The above-mentioned prior art has the following effects: Since the film 3 of the superconducting substance comprising YBa.sub.2 Cu.sub.3 O.sub.x is produced through the diffusion-reaction of the resultant melt of the Ba-Cu oxides in the film 2 with Y.sub.2 BaCuO.sub.x' in the substrate 1, the structure of the film 3 of the superconducting substance is dense with a single superconducting phase, thus permitting manufacture of a superconducting article having a high "Jc".

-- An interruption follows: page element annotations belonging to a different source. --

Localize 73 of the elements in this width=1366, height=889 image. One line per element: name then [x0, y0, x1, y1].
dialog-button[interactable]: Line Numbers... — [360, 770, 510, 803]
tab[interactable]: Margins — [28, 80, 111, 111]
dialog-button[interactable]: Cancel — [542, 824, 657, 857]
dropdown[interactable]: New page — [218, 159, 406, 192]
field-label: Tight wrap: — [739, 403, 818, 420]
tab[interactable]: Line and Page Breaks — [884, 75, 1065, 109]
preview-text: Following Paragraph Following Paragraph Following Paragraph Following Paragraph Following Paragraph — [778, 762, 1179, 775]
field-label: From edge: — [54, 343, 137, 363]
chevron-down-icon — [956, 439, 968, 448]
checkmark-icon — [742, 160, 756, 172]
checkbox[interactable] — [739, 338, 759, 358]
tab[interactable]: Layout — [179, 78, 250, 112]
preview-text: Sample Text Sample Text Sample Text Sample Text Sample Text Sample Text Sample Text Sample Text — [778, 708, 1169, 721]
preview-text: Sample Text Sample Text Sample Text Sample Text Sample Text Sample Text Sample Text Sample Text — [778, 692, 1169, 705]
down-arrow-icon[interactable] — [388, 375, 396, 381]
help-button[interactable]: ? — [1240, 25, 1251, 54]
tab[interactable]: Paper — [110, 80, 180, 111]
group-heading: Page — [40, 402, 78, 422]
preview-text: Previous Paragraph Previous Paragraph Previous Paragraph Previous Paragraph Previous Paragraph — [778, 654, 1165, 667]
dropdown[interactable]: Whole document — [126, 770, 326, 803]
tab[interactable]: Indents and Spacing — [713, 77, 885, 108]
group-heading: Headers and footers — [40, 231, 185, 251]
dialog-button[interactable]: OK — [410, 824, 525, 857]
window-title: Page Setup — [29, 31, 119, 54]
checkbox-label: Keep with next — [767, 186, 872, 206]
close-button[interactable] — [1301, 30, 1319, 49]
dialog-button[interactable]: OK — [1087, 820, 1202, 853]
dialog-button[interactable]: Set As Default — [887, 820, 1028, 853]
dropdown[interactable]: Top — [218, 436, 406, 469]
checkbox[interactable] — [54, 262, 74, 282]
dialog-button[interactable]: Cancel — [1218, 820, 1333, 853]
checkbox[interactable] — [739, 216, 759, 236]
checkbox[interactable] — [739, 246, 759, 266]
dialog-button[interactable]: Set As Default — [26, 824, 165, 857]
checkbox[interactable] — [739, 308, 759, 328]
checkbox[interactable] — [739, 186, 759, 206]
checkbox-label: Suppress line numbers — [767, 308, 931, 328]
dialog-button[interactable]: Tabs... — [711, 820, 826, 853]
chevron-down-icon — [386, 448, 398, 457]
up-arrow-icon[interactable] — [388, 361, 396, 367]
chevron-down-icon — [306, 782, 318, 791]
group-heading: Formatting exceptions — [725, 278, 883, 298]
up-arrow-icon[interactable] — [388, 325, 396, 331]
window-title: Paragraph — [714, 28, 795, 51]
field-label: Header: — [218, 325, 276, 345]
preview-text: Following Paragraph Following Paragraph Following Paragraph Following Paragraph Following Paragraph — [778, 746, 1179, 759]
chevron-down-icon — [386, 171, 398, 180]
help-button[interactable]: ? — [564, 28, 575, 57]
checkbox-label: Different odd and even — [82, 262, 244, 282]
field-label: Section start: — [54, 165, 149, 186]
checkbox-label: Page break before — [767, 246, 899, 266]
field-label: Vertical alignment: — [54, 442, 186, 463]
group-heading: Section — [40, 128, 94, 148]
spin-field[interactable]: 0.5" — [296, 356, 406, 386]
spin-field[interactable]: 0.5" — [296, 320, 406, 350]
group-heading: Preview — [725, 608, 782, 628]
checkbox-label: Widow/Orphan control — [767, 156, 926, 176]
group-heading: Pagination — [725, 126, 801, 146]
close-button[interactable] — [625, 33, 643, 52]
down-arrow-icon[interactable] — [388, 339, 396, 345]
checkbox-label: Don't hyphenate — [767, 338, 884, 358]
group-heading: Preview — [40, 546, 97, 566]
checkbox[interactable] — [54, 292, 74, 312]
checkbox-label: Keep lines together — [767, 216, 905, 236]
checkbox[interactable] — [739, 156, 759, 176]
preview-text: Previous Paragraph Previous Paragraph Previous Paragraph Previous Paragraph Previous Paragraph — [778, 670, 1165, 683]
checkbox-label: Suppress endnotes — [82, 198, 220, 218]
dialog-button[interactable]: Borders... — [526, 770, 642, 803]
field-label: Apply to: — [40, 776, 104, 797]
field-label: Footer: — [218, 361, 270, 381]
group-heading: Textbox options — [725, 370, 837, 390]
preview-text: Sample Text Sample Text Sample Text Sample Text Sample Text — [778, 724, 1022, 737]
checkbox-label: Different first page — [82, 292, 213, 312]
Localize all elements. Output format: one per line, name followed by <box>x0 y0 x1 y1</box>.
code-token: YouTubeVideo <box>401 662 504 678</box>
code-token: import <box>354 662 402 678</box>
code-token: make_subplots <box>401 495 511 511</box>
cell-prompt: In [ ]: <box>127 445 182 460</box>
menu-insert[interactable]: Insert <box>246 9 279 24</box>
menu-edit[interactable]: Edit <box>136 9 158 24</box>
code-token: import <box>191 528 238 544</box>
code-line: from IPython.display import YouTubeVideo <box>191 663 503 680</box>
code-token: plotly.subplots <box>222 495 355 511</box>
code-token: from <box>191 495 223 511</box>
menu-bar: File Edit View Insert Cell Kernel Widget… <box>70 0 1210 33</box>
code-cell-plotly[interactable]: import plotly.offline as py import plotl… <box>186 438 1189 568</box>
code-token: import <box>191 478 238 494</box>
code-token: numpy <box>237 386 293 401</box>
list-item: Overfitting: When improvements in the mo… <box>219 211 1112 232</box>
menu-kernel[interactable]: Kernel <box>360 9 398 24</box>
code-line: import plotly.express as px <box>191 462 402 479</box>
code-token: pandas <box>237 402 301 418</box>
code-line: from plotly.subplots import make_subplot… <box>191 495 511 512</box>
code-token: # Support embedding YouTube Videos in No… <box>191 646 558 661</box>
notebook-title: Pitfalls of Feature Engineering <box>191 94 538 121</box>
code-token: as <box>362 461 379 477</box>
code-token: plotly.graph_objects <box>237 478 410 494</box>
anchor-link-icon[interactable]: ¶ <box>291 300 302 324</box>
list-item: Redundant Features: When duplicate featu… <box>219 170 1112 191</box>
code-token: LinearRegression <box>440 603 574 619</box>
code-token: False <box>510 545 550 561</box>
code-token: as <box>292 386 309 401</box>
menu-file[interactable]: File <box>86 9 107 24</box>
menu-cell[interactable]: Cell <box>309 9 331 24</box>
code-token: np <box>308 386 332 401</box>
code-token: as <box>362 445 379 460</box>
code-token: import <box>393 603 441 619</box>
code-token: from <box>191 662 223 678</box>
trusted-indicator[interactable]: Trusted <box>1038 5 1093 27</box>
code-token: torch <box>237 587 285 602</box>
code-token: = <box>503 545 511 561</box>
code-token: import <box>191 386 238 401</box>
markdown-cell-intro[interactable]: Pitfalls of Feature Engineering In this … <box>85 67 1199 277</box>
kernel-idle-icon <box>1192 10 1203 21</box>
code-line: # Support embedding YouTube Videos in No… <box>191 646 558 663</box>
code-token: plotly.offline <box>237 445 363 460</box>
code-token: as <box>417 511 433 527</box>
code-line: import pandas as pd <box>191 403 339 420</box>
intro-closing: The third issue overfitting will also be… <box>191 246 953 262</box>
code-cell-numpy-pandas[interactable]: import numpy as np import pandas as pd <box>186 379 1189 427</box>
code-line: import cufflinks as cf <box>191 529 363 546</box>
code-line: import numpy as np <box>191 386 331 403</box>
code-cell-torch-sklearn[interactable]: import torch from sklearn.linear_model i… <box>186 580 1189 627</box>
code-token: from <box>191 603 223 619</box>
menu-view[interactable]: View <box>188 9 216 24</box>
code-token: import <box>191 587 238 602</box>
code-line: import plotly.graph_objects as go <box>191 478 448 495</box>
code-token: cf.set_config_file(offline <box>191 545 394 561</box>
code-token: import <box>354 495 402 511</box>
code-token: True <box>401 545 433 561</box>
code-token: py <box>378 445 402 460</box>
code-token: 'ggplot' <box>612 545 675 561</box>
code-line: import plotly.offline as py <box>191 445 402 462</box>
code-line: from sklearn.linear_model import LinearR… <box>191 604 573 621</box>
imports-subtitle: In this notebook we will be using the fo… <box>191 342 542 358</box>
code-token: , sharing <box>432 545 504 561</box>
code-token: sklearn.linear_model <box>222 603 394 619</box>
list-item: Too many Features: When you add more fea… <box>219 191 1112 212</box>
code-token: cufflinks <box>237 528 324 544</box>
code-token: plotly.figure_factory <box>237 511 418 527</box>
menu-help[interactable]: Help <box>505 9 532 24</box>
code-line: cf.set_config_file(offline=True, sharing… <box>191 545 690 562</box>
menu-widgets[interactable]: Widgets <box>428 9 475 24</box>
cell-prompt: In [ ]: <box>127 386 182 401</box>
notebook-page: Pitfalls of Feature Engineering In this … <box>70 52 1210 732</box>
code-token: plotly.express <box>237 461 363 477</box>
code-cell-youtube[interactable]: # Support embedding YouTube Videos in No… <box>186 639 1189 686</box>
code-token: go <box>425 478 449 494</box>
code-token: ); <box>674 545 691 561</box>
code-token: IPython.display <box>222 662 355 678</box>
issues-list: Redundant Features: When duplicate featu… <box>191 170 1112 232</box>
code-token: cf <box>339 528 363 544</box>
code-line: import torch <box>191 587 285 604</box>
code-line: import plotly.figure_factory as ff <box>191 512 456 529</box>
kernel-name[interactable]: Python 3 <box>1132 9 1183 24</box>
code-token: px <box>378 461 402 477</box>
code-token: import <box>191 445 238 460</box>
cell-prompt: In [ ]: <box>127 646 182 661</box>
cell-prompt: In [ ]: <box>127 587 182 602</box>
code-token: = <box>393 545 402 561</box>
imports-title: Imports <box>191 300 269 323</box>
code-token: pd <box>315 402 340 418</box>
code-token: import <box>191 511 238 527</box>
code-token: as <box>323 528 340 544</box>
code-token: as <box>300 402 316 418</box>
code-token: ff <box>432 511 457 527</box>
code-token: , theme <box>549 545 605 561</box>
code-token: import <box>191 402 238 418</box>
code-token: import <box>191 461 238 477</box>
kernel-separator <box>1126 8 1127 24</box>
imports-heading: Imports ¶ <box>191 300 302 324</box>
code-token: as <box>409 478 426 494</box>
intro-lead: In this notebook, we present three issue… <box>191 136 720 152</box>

However, the above-mentioned prior art has the following problem: When the film 3 of the superconducting substance comprising YBa.sub.2 Cu.sub.3 O.sub.x is produced on the surface of the substrate 1 through the diffusion-reaction of the resultant melt of the Ba-Cu oxides in the film 2 with Y.sub.2 BaCuO.sub.x' in the substrate 1, the film 3 of the superconducting substance expands in volume, causing cracks in the film 3 of the superconducting substance and resulting in seriously deteriorated superconducting properties of the superconducting article including a largely decreased "Jc".
The above-mentioned problem occurs also in the case where the film 3 of a superconducting substance is produced by means of a compound containing an optional rare earth element other than "yttrium" (Y) in the above-mentioned Y.sub.2 BaCuO.sub.x' and YBa.sub.2 Cu.sub.3 O.sub.x. Such an optional rare earth element is hereinafter represented by "Ln".